Me puse el lodo o barro y seguí escribiendo, se me pasó el tiempo hasta que me di cuenta que no podía mover ni un músculo de la cara y ya era difícil quitarlo solo lavándomela, además ayer no me había bañado y llevaba treinta y tantas horas en pijama, así que decidí meterme a bañar para al menos ponerme una pijama limpia. Cuando salí de bañarme me acordé que una terapeuta de mi mamá que le está tratando de ayudar con la voz y la deglución me dijo un día que yo me tenía que lavar los pies en las noches, cuando ya no fuera a salir de la casa, con agua caliente, sal y lavanda, que era un acto de amor de mi para mi y que eso me ayudaría mucho a descansar y necesitaba el apapacho. Así que hoy pensé que si ya me había dado cariñito a la cara, pues podrían seguir los pies y preparé todo, el agua, la sal, la lavanda, la toalla, la crema, los calcetines… y cuando tenía todo listo y metí los pies, me dieron ganas de escuchar de nuevo Ong Namo con mi amiga Snatam, puse la música (está en Spotify por si les interesa escucharla, tampoco me están pagando esa mención y también deberían) y mientras se remojaban los pies cerré los ojos y me dediqué a respirar y cantar mantras.
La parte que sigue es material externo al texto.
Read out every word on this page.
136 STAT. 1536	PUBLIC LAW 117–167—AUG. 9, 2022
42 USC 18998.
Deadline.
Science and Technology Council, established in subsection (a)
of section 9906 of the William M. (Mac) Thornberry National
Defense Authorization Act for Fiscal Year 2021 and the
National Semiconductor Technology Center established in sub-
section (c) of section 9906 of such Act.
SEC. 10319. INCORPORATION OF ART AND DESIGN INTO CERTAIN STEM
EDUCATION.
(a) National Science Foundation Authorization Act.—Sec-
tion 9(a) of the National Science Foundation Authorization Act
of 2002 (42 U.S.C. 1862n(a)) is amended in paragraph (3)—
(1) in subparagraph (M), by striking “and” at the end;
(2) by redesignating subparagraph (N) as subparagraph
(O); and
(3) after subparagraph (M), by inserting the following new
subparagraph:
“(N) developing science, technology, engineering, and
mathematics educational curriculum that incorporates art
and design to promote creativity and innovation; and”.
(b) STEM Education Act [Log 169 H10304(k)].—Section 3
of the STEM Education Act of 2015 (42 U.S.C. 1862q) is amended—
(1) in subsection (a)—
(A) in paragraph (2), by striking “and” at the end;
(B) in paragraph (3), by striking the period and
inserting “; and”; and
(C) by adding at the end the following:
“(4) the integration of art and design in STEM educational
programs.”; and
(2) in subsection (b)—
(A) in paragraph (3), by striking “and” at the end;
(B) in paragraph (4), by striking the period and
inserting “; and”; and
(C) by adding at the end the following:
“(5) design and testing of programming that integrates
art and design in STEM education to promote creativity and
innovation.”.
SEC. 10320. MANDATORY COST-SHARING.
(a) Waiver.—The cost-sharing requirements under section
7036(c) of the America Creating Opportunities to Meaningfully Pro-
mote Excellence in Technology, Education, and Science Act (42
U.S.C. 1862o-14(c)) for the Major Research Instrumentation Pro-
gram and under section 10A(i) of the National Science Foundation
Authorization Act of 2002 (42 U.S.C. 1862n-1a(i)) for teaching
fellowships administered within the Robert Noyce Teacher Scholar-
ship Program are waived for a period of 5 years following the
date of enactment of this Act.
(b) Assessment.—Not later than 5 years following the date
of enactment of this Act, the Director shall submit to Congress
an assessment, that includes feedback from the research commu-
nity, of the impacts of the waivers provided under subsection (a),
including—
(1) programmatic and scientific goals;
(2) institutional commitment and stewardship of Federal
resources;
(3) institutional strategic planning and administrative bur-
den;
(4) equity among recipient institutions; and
De pronto Salsa y Morrita (mis dos demonios de cuatro patas y cola larga) se pusieron a jugar en la cama, donde yo estaba sentada, me empujaban en la espalda, jadeaban, ladraban y a mi me daba risa, trataba de concentrarme cantando Ong Namo pero la verdad es que era difícil no reírme y en ese momento me cayó el veinte, o me cayó la ficha, como dice mi querida Sis de argentina, o, para quienes no entienden lo que quiero decir, en ese momento me di cuenta de que estaba en otro lugar que hace unos meses cuando escuchando Ong Namo se me escurrían las lágrimas. Aquí estoy hoy, con una sonrisa en la cara, los ojos cerrados, los pies en agua caliente con sal y lavanda, Salsa y Morrita echando desmadre junto a mi, el piso de la regadera lleno de lodo y en cuanto termine este post voy a bajar por una cerveza a la cocina y me voy a hacer de cenar pan con aguacate y aceite de oliva, que me encanta, y seguramente voy a dormir delicioso acompañada de mis “bed bugs” o chinches (así les digo a mis perras) y voy a despertar hasta mañana, a las seis treinta, porque soy madrugadora y no lo puedo evitar, pero sobrepasaré las tres de la mañana y amaneceré con ganas de seguir disfrutando la vida pese a lo que esta me traiga todos los días.
Hace unas semanas, leí o escuché por ahí que los momentos felices se los tiene que procurar uno, porque la vida se encarga de los tristes, que siempre vienen porque así es la cosa, nunca se vuelve fácil, es una utopia pensar que un día no habrá situaciones tristes y complicadas, eso es un hecho comprobado, la vida es difícil, pero no se puede no seguir, no es opción. No siempre se puede estar bien, tengo a veces días malos, no me presiono por estar bien siempre, al contrario, si estoy triste pues acepto la tristeza, si estoy cansada pues ni modo hay que quejarse, si estoy preocupada pues entiendo que tengo razones para estarlo, pero si estoy bien, como hoy, y me da risa la escena en la que estoy que es como de un capitulo de una comedia gringa, pues también bienvenido sea.
Así que Ong Namo dejó por el momento de ser un mantra que cantaba triste y desesperanzada y hoy fue un mantra feliz en el que agradecí estar sonriendo por fuera y riendo por dentro.
La vida sigue, no sé qué venga mañana. Hoy fue muy buena pese a que tengo gripa, no fui a una comida y tengo que lavar el piso de la regadera.